Outsourcing at Texas A&M… and my personal experiences in public schools
Today’s NYTimes features an article on how Texas A&M plans to save mega-bucks by outsourcing food service and janitorial services. As a public school administrator I can identify with the the quandary the administrators face: they are not in the business of managing a large restaurant enterprise or in the business of maintaining acres of land and facilities (though arguably if they offer programs in hotel management and agriculture they could develop learning experiences that might help offset some of the high costs).
My personal experience is that outsourcing food services has been almost always a “win”. In the districts I led where we outsourced we were able to expand choices— including healthy choices— for students while lowering our operating costs by virtue of the bulk purchasing that was available to food service groups.
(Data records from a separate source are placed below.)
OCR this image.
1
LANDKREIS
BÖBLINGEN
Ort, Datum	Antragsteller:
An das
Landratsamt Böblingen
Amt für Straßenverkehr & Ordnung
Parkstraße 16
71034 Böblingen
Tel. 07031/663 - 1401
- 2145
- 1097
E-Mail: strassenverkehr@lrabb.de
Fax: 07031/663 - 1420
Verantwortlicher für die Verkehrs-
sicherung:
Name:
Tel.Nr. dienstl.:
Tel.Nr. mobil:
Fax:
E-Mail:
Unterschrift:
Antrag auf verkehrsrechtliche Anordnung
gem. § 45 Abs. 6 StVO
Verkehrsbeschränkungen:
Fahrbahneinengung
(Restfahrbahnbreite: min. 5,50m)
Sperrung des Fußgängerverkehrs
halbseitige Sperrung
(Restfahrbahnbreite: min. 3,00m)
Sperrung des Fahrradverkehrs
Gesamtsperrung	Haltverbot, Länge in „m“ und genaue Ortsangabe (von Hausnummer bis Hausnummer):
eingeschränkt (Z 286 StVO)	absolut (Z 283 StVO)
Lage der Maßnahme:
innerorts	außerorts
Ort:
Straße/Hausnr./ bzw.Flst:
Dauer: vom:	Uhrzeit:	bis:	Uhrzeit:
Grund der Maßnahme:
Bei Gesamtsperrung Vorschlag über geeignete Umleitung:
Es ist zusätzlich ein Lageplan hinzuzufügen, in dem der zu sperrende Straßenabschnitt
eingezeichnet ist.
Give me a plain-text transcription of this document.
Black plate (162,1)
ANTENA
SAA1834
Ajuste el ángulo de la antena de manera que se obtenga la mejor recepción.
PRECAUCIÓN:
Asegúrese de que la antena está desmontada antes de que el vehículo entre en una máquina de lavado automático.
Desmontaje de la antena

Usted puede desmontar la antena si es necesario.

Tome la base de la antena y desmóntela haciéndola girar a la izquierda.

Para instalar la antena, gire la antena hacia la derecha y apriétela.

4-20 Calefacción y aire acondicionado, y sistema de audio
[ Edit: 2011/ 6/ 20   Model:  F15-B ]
Like Texas A&M, we were able to retain the existing work force at their current wage levels for a pre-determined time level. The only aspect that gave me some level of concern was that the new hires were often paid less and the “frozen wages” often diminished if the veteran staff stayed on. On a mega-scale, then, I was contributing to the wage suppression that I’ve written about as a negative elsewhere.
My personal experience in outsourcing custodial services has universally been poor. When the services were outsourced, the for-profit organizations cut corners in cleaning, hired staff members who lacked the pride in the facilities that the “old guard” had, and required us to institute inflexible guidelines for building use that resulted in complications with PTAs, community groups, and school organizations. This was despite the initial support or indifference to the “new” program that was going to save lots of money.
Finally, unlike the Texas A&M plan, our savings did not get redirected to new programs or expansion of existing programs: they were inevitably used to “save the taxpayers” money. The result, in the case of the facilities management, was ultimately NO savings and new headaches… and in the case of Food Services marginal savings and no change whatsoever to our efforts to improve our major mission of providing a quality education to students.